He seemed certain the protest still applied. (Other acts on Sunday’s bill touched on politics as well, including the bumptious rap duo Run the Jewels and Solange, who sang gorgeously about institutional racism.)
Some of what Reznor observed during the band’s hiatus hit closer to home, particularly the death of his friend and collaborator David Bowie. On Sunday, Reznor said he’d asked Bowie’s camp if he could rework a song from the late singer’s final album, 2016’s “Blackstar”; he thought the exercise might help him put Bowie’s death “in context,” he explained.
The result was a haunted cover of “I Can’t Give Everything Away,” which Reznor sang (along with what sounded like Bowie’s recorded vocals) amid a weave of intricate synth patterns.

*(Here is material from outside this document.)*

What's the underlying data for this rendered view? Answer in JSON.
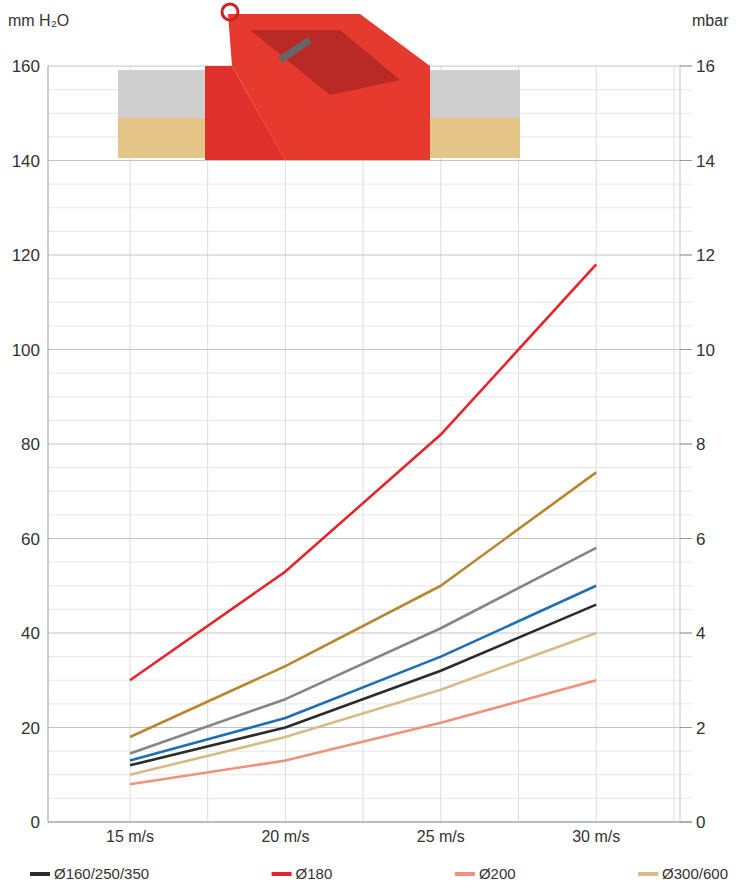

Nine Inch Nails — now a five-man operation with the addition of Reznor’s film-music partner, Atticus Ross — managed more moments of tenderness. There was “Something I Can Never Have,” a stately piano ballad from the band’s 1989 debut, “Pretty Hate Machine.”
And there was the late-’90s “The Frail,” which in retrospect clearly heralded Reznor and Ross’s award-winning scores for “The Social Network” and “The Girl With the Dragon Tattoo.”
Delicate and slow-moving, both were far from the norm for an outdoor festival set, a clear indication of Reznor’s confidence in the devotion of his audience — and also in his players’ impressive control.
Indeed, Nine Inch Nails may actually have sounded too good on Sunday; more than once, I found myself wanting the band to cut loose from Reznor’s exacting arrangements, to balance all the tension with a bit of release.
Or at least I did until the group got to “Closer.” Still the band’s biggest song more than two decades after it came out, this slithering goth-funk jam — a masterpiece of texture and groove — sounded as sexy and as audacious as it ever has at FYF.
Maybe more audacious, in fact. For all the talk about how coarse pop culture has grown in recent years, it’s virtually impossible to imagine “Closer,” with its unprintable lyric about animal desire, making it onto the radio today as the song did in 1994.
Even in a world gone crazy, a prudish instinct abides — yet another outrage to fuel Reznor’s disgust.